By Laura Schwarz
It’s almost spring, and most Minnesotan gardeners are eager to get back to work. While we wait for warmer weather, we can still enjoy our yards. “Winter gardening” might seem like a foreign concept for Minnesotans, but realistically, we have countless options for making our winter landscapes interesting and beautiful.
March is a perfect time to think about what to plant this upcoming season so that next winter’s gardens have color and texture, even if we gardeners are forced to admire them through our frosty windows.
So, what plant characteristics make for good winter interest?
Broadleaf evergreens provide diversity among the familiar needled types associated with year-round foliage. A ‘PJM’ rhododendron will retain its leaves, often turning a bronzed purple color during the winter.

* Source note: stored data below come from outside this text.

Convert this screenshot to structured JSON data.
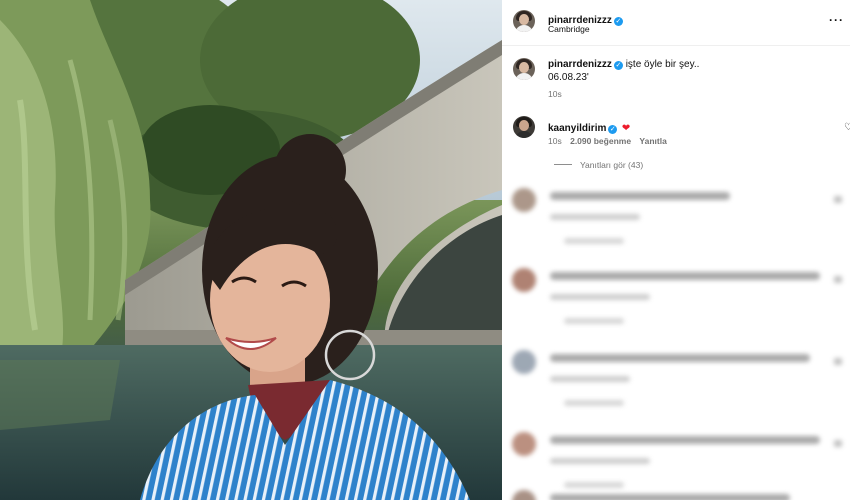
{
  "post": {
    "author": "pinarrdenizzz",
    "location": "Cambridge",
    "more_icon": "more-horizontal-icon"
  },
  "caption": {
    "author": "pinarrdenizzz",
    "text": "işte öyle bir şey..",
    "date": "06.08.23'",
    "time": "10s"
  },
  "comment": {
    "author": "kaanyildirim",
    "emoji": "❤",
    "time": "10s",
    "likes": "2.090 beğenme",
    "reply_label": "Yanıtla"
  },
  "replies": {
    "label": "Yanıtları gör (43)"
  },
  "colors": {
    "verified": "#1d9bf0",
    "heart": "#ed1c2c",
    "muted_text": "#737373"
  }
}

Other common needled evergreens can have unexpected foliage colors. ‘Mops’ false cypress (Chamaecyparis pisifera) has bright yellow needles. ‘Wichita Blue’ juniper (Juniperus scopulorum) has airy grayish-blue needles that retain their color year-round.
Berries are another focal point of the winter landscape. Black chokeberry (Aronia melanocarpa) is a medium-sized shrub with clusters of dark purple berries that last into the winter. Many flowering crabapple trees also have fruits that persist on branches until spring. While most crabapple berries are red, cultivars ‘Lancelot’ and ‘Harvest Gold’ boast showy gold berries.
Yearly defoliation makes bark an unintentional front-runner in the garden. Yellow-twigged dogwood (Cornus sericea ‘Flaviramea’) and flame willow (Salix x ‘Flame’) are large shrubs with bright yellow and orange twigs, respectively. These colors are shocking against a snowy backdrop.
Bark texture is equally important. Ornamental trees such as ‘Crimson Frost’ birch (Betula) and three-flower maple (Acer triflorum) have multi-colored exfoliating bark. Recently, I’ve also been admiring the dormant branches of ‘Tiger Eyes’ sumac (Rhus typhina ‘Bailtiger’), which has fuzzy brown stems and a funky jagged growth pattern.
In the past, I have often cut the seed-heads off of my perennials, mostly because I want them to expend their energy on foliage and root growth instead of seed production. But lately, I’ve realized the aesthetic value of dried seedpods in the winter landscape. I especially like the feathery tops of Astilbe species and the chunky pods of butterfly weed (Asclepias tuberosa).
Treating the landscape as a year-round entity can keep you engaged during even the dreariest winter days. When you start gardening this spring, think about planting for winter interest. Next year at this time, you’ll be glad you did!